Hey, This Writing Thing Doesn’t Have To Kill Me After All
by Brian Hodge
There was a time when I could conceive of a novel that I wouldn’t survive. I either wouldn’t be around to finish it, or around to see it published.
I know, this sounds insufferably drama-queeny. “Oooo, look at the tortured artist, doing what he loves, and the jagoff still isn’t happy!” Be that as it may, the one writer friend to whom I confided this understood it completely.
Early on, I wrote four novels for the heralded Abyss line of books, the brainchild of beloved editor Jeanne Cavelos, for Bantam Doubleday Dell. Each novel was grimmer than the one before. They had their moments of levity, of heart, of love and light, but still, they went to some very dark places.
And I didn’t know any other way to write them but live in those places for the duration.
The only thing I can compare this to is method acting, an approach in which the actor strives for complete personal and emotional identification with a role.
You’d think a role like Hannibal Lector might leave stains, but Anthony Hopkins turned it on and off at will. He’s not method.
Then there’s Daniel Day-Lewis, whose obsessive inhabitation of character is the stuff of legend. In preparing for The Last of the Mohicans, he spent six months living off the land; he learned how to make a canoe; back in civilization he carried his flintlock rifle everywhere, even to Christmas parties. He didn’t just play Hawkeye. He became Hawkeye.
And then … there’s Heath Ledger.
Conclusions vary on the contributing factors behind the prescription meds overdose that killed him. But two things aren’t much in dispute: that it was accidental, and that, after finishing work on The Dark Knight, he was having a rough time shaking off the effects of playing the Joker.
I understood that better than I would’ve liked.
Four novels: From Nightlife to Deathgrip to The Darker Saints to Prototype, the plunge got deeper each time. The vortex down pulled harder. The lines got blurry sometimes. I still squirm when recalling a confrontation I had with someone, no longer myself, but relating to the world with the paranoia of the worst character in Deathgrip.
Finishing a novel ended nothing. The recovery period after each one took progressively longer. Depression isn’t quite the word for it. It was more a feeling of disconnection with myself, being unmoored as to who and what I was, and even why. It was clinging toxic residues and a suspicion that maybe I’d be better off in a state of non-existence. My mate, Doli, later admitted to thinking, before the last of them, “I can’t go through this with him again.”
Prototype was the nadir.
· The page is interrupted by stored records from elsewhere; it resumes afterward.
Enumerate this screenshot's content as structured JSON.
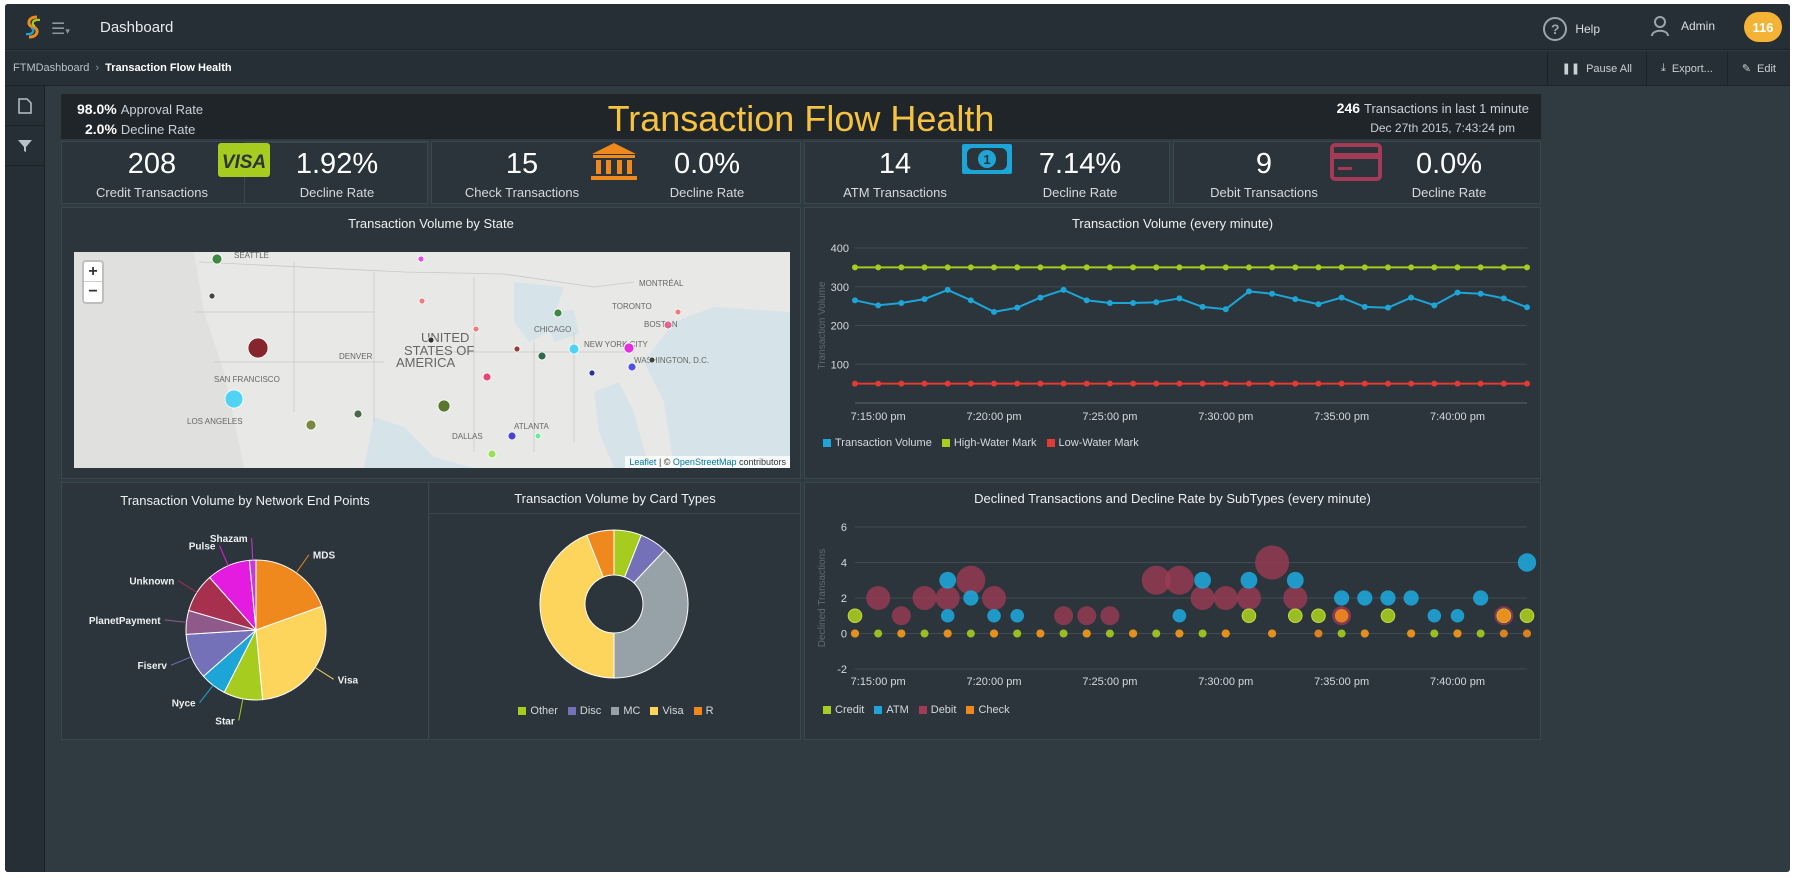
{
  "topbar": {
    "app_title": "Dashboard",
    "help_label": "Help",
    "user_label": "Admin",
    "notification_count": "116"
  },
  "breadcrumb": {
    "root": "FTMDashboard",
    "current": "Transaction Flow Health"
  },
  "actions": {
    "pause_all": "Pause All",
    "export": "Export...",
    "edit": "Edit"
  },
  "header": {
    "approval_value": "98.0%",
    "approval_label": "Approval Rate",
    "decline_value": "2.0%",
    "decline_label": "Decline Rate",
    "title": "Transaction Flow Health",
    "tx_count": "246",
    "tx_label": "Transactions in last 1 minute",
    "datetime": "Dec 27th 2015, 7:43:24 pm"
  },
  "kpis": [
    {
      "count": "208",
      "count_label": "Credit Transactions",
      "rate": "1.92%",
      "rate_label": "Decline Rate",
      "icon": "visa-card-icon",
      "color": "#a6cc1f"
    },
    {
      "count": "15",
      "count_label": "Check Transactions",
      "rate": "0.0%",
      "rate_label": "Decline Rate",
      "icon": "bank-icon",
      "color": "#f0891d"
    },
    {
      "count": "14",
      "count_label": "ATM Transactions",
      "rate": "7.14%",
      "rate_label": "Decline Rate",
      "icon": "cash-icon",
      "color": "#1ea5d8"
    },
    {
      "count": "9",
      "count_label": "Debit Transactions",
      "rate": "0.0%",
      "rate_label": "Decline Rate",
      "icon": "debit-card-icon",
      "color": "#a33b57"
    }
  ],
  "map_panel": {
    "title": "Transaction Volume by State",
    "zoom_in": "+",
    "zoom_out": "−",
    "attribution_leaflet": "Leaflet",
    "attribution_sep": " | © ",
    "attribution_osm": "OpenStreetMap",
    "attribution_tail": " contributors",
    "places": [
      "SEATTLE",
      "MONTRÉAL",
      "TORONTO",
      "CHICAGO",
      "BOSTON",
      "NEW YORK CITY",
      "WASHINGTON, D.C.",
      "DENVER",
      "UNITED",
      "STATES OF",
      "AMERICA",
      "SAN FRANCISCO",
      "LOS ANGELES",
      "DALLAS",
      "ATLANTA"
    ]
  },
  "colors": {
    "transaction_volume": "#1ea5d8",
    "high_water": "#a6cc1f",
    "low_water": "#e23a35",
    "credit": "#a6cc1f",
    "atm": "#1ea5d8",
    "debit": "#a33b57",
    "check": "#f0891d",
    "title_accent": "#f5c242"
  },
  "chart_data": [
    {
      "type": "line",
      "title": "Transaction Volume (every minute)",
      "ylabel": "Transaction Volume",
      "ylim": [
        0,
        400
      ],
      "yticks": [
        100,
        200,
        300,
        400
      ],
      "x_tick_labels": [
        "7:15:00 pm",
        "7:20:00 pm",
        "7:25:00 pm",
        "7:30:00 pm",
        "7:35:00 pm",
        "7:40:00 pm"
      ],
      "x_minutes": [
        14,
        15,
        16,
        17,
        18,
        19,
        20,
        21,
        22,
        23,
        24,
        25,
        26,
        27,
        28,
        29,
        30,
        31,
        32,
        33,
        34,
        35,
        36,
        37,
        38,
        39,
        40,
        41,
        42,
        43
      ],
      "legend_position": "bottom-left",
      "series": [
        {
          "name": "Transaction Volume",
          "values": [
            265,
            252,
            258,
            268,
            292,
            265,
            235,
            246,
            272,
            292,
            265,
            258,
            258,
            260,
            270,
            248,
            242,
            288,
            282,
            268,
            255,
            272,
            248,
            246,
            272,
            252,
            285,
            282,
            270,
            247
          ]
        },
        {
          "name": "High-Water Mark",
          "values": [
            350,
            350,
            350,
            350,
            350,
            350,
            350,
            350,
            350,
            350,
            350,
            350,
            350,
            350,
            350,
            350,
            350,
            350,
            350,
            350,
            350,
            350,
            350,
            350,
            350,
            350,
            350,
            350,
            350,
            350
          ]
        },
        {
          "name": "Low-Water Mark",
          "values": [
            50,
            50,
            50,
            50,
            50,
            50,
            50,
            50,
            50,
            50,
            50,
            50,
            50,
            50,
            50,
            50,
            50,
            50,
            50,
            50,
            50,
            50,
            50,
            50,
            50,
            50,
            50,
            50,
            50,
            50
          ]
        }
      ]
    },
    {
      "type": "pie",
      "title": "Transaction Volume by Network End Points",
      "categories": [
        "MDS",
        "Visa",
        "Star",
        "Nyce",
        "Fiserv",
        "PlanetPayment",
        "Unknown",
        "Pulse",
        "Shazam"
      ],
      "values": [
        19.5,
        29.0,
        9.0,
        6.0,
        10.5,
        5.5,
        9.0,
        10.0,
        1.5
      ]
    },
    {
      "type": "pie",
      "title": "Transaction Volume by Card Types",
      "donut": true,
      "categories": [
        "Other",
        "Disc",
        "MC",
        "Visa",
        "R"
      ],
      "values": [
        6,
        6,
        38,
        44,
        6
      ],
      "legend_position": "bottom"
    },
    {
      "type": "scatter",
      "title": "Declined Transactions and Decline Rate by SubTypes (every minute)",
      "ylabel": "Declined Transactions",
      "ylim": [
        -2,
        6
      ],
      "yticks": [
        -2,
        0,
        2,
        4,
        6
      ],
      "x_tick_labels": [
        "7:15:00 pm",
        "7:20:00 pm",
        "7:25:00 pm",
        "7:30:00 pm",
        "7:35:00 pm",
        "7:40:00 pm"
      ],
      "legend_position": "bottom-left",
      "series": [
        {
          "name": "Credit",
          "points": [
            [
              14,
              1
            ],
            [
              31,
              1
            ],
            [
              33,
              1
            ],
            [
              34,
              1
            ],
            [
              37,
              1
            ],
            [
              42,
              1
            ],
            [
              43,
              1
            ],
            [
              14,
              0
            ],
            [
              15,
              0
            ],
            [
              16,
              0
            ],
            [
              17,
              0
            ],
            [
              18,
              0
            ],
            [
              19,
              0
            ],
            [
              20,
              0
            ],
            [
              21,
              0
            ],
            [
              22,
              0
            ],
            [
              23,
              0
            ],
            [
              24,
              0
            ],
            [
              25,
              0
            ],
            [
              26,
              0
            ],
            [
              27,
              0
            ],
            [
              28,
              0
            ],
            [
              29,
              0
            ],
            [
              30,
              0
            ],
            [
              32,
              0
            ],
            [
              35,
              0
            ],
            [
              36,
              0
            ],
            [
              38,
              0
            ],
            [
              39,
              0
            ],
            [
              40,
              0
            ],
            [
              41,
              0
            ]
          ]
        },
        {
          "name": "ATM",
          "points": [
            [
              18,
              3
            ],
            [
              18,
              1
            ],
            [
              19,
              2
            ],
            [
              20,
              1
            ],
            [
              21,
              1
            ],
            [
              28,
              1
            ],
            [
              29,
              3
            ],
            [
              31,
              3
            ],
            [
              33,
              3
            ],
            [
              35,
              2
            ],
            [
              36,
              2
            ],
            [
              37,
              2
            ],
            [
              38,
              2
            ],
            [
              39,
              1
            ],
            [
              40,
              1
            ],
            [
              41,
              2
            ],
            [
              43,
              4
            ]
          ]
        },
        {
          "name": "Debit",
          "points": [
            [
              15,
              2
            ],
            [
              16,
              1
            ],
            [
              17,
              2
            ],
            [
              18,
              2
            ],
            [
              19,
              3
            ],
            [
              20,
              2
            ],
            [
              23,
              1
            ],
            [
              24,
              1
            ],
            [
              25,
              1
            ],
            [
              27,
              3
            ],
            [
              28,
              3
            ],
            [
              29,
              2
            ],
            [
              30,
              2
            ],
            [
              31,
              2
            ],
            [
              32,
              4
            ],
            [
              33,
              2
            ],
            [
              35,
              1
            ],
            [
              42,
              1
            ]
          ]
        },
        {
          "name": "Check",
          "points": [
            [
              14,
              0
            ],
            [
              16,
              0
            ],
            [
              18,
              0
            ],
            [
              20,
              0
            ],
            [
              22,
              0
            ],
            [
              24,
              0
            ],
            [
              26,
              0
            ],
            [
              28,
              0
            ],
            [
              30,
              0
            ],
            [
              32,
              0
            ],
            [
              34,
              0
            ],
            [
              36,
              0
            ],
            [
              38,
              0
            ],
            [
              40,
              0
            ],
            [
              42,
              0
            ],
            [
              43,
              0
            ],
            [
              35,
              1
            ],
            [
              42,
              1
            ]
          ]
        }
      ]
    }
  ]
}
Writer Edward Lee called it the most depressing novel he’s ever read. One of my martial art instructors ranks it second, behind Cormac McCarthy’s The Road. Jeanne Cavelos, at the time, called it unbearable. A long-time reader remarked on an online forum, “I can’t imagine what made him write something like that.”
In hindsight, I guess it was because I had to. I realize now that mentally, emotionally, and metaphorically, the thing was autobiographical: the odyssey of someone who doesn’t fit in the world.
But then, not long after finishing it, the strangest thing: calm.
A-ha moments, for me, are rarely moments per se. They’re more of a long, slow accrual of enough evidence to convince me that this is how it really is.
A dawning realization: I don’t have to do things this way any more.
Maybe I did once. Maybe the entire sequence of novels was something I had to go through in order to finally put something to rest, then move along. But a lifetime of that M.O.? No. Some things can’t be sustained.
So I wrote something very different, a crime novel, Wild Horses, and it was fun. Then another. By the time I got to the short novel World of Hurt, in which I did maybe the worst things to a character that I ever have and possibly ever will, it was confirmed: I could leave it all at the desk. Could turn it on when needed, turn it off when not, and walk away without carrying it everywhere else.
I’ve always felt that creators are best served by following their hearts and instincts, no matter where this leads. We forsake the opportunity to know ourselves better if we approach a threshold, then back away.
But, as Winston Churchill said, “If you’re going through hell, keep going.”
The view always looks better from the other side.